There is no public talk of releasing the 127,000 Rohingyas who have been confined into IDP camps of Rakhine, also known as the concentration camps of Rakhine by numerous human rights groups, since 2012. The social media attitude of the population of Myanmar is also quite disturbing with respect to the prospect of return of the Rohingya. There are extremist groups that still openly call the Rohingya dogs, insects, kalars, who should be “fed to the pigs”, according to a Reuters study on Facebook released late last year. This notion of hatred is not exclusively for the Rohingya – the other ethnicities are also targeted, and these include the Kachin, the Karen, the Shan, etc. whose villages had been bombed numerous times last year.

JR: Apart from these missions, what other activities are you and your community involved in to bring the plight of the Rohingya to the attention of the Canadian government and public? Was the community involved in your work in Bangladesh last year?

RT: I have helped lead my community into an exhibition project at the Canadian Museum for Human Rights in Winnipeg. We are working towards the first ever Rohingya exhibit in the western world, with photographs, videos of oral histories, and artefacts on the Rohingya displayed over a 1500 square foot exhibition space. Apart from the Museum for Human Rights, we have also volunteered at the Montreal Holocaust Museum and are looking towards volunteering with other museums as well.  We are also involved with a group of immigration lawyers here in Canada, to help bring and resettle Rohingya refugees. We are also volunteering with an independent film maker in producing a documentary, which will showcase the Rohingya in an upcoming film festival in Quebec.

JR: Do you think that the activities by the Canadian government so far, such as appointing Bob Rae as special envoy, declaring the events in Myanmar in 2017 a genocide and the revocation of the honorary citizenship of Aung San Suu Kyi have been enough? What else do you think can be done by Canada to help?

RT: The actions taken by the Government of Canada in the case of the Rohingya are highly commendable and they demonstrate its leadership on this issue on the world stage. Yet, the appointment of special envoy, the declaration of genocide, and the revocation of honorary citizenship are all symbolic actions – they do not help the ordinary Rohingya languishing in the refugee camps or cordoned in the villages or the IDP camps of Rakhine by the Myanmar’s military. In order to help them and in order to bring about a visible change, Canada needs to form an alliance with like-minded nations and impose pressure on the Government of Myanmar to end its genocidal policies and bring back the inclusiveness and ethnic tolerance that once existed in the Burmese society. The Government of Myanmar needs to be pressured to allow independent journalists and humanitarian aid organizations into Rakhine. They have to be pressured to close the IDP/concentration camps, and to reinstate the citizenship of the Rohingya, where they are treated as equals, are allowed to move freely, have an education, have families, go to work, etc.

An example of a concrete action that Canada can take at the moment as a follow-up to the previous symbolic actions (for example, the declaration of genocide) would be to look into the obligations contained in the Convention on the Prevention and Punishment of the Crime of Genocide, a treaty that Canada ratified in 1948 in the shadow of the genocide committed during the Holocaust.
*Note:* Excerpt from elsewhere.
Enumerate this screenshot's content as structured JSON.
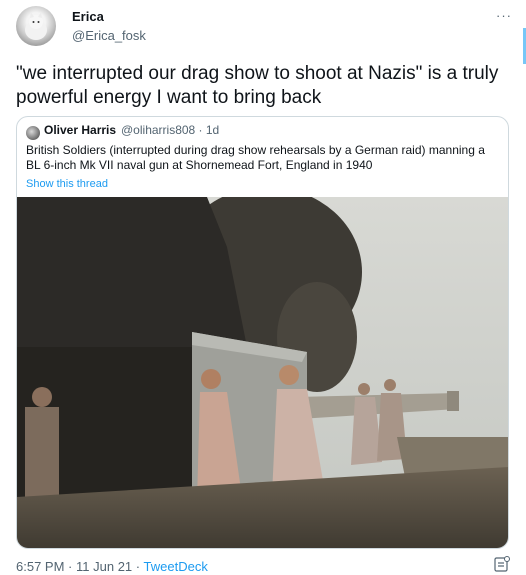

The Canadian government and the international community needs to take actions to fulfill their international legal responsibilities in order to prevent additional genocidal crimes from being committed by the government of Myanmar. If Canada doesn’t follow through on its recognition of the Rohingya genocide by invoking the Genocide Convention, then the treaty that we signed is just a piece of paper with little meaning.
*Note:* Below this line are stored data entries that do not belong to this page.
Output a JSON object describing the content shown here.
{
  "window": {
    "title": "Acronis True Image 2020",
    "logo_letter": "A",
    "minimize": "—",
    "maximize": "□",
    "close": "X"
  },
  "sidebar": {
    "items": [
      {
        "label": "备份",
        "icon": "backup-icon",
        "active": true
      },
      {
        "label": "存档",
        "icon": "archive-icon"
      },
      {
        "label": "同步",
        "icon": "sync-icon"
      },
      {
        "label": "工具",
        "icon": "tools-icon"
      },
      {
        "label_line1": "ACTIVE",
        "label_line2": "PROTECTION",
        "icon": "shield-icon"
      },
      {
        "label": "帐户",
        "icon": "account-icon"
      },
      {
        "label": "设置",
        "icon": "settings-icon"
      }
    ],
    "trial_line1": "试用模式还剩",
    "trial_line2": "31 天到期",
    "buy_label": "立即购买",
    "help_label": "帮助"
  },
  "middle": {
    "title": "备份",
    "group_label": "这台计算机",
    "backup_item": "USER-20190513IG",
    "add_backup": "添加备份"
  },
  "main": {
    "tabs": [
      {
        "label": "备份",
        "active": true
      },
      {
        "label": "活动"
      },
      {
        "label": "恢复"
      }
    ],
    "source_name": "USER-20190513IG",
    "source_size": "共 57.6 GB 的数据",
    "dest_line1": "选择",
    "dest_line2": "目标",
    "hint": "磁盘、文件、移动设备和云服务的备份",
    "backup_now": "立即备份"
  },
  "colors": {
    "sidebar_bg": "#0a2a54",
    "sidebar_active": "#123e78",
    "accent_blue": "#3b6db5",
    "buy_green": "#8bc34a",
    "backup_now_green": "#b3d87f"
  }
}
Please cite this article as “Question and Answer session with Raïss Tinmaung About the Rohingya Situation” (2019) 3 PKI Global Just J 46.

About the author

Raiss TinmaungRaïss Tinmaung is one of the founders and directors of the Rohingya Human
Rights Network, a grassroots Rohingya advocacy network; and People
Empowering People Canada, a grassroots Rohingya empowerment programs
portfolio. He is originally from the township of Akyab in Burma, but has
spent most of his life in Toronto, Canada.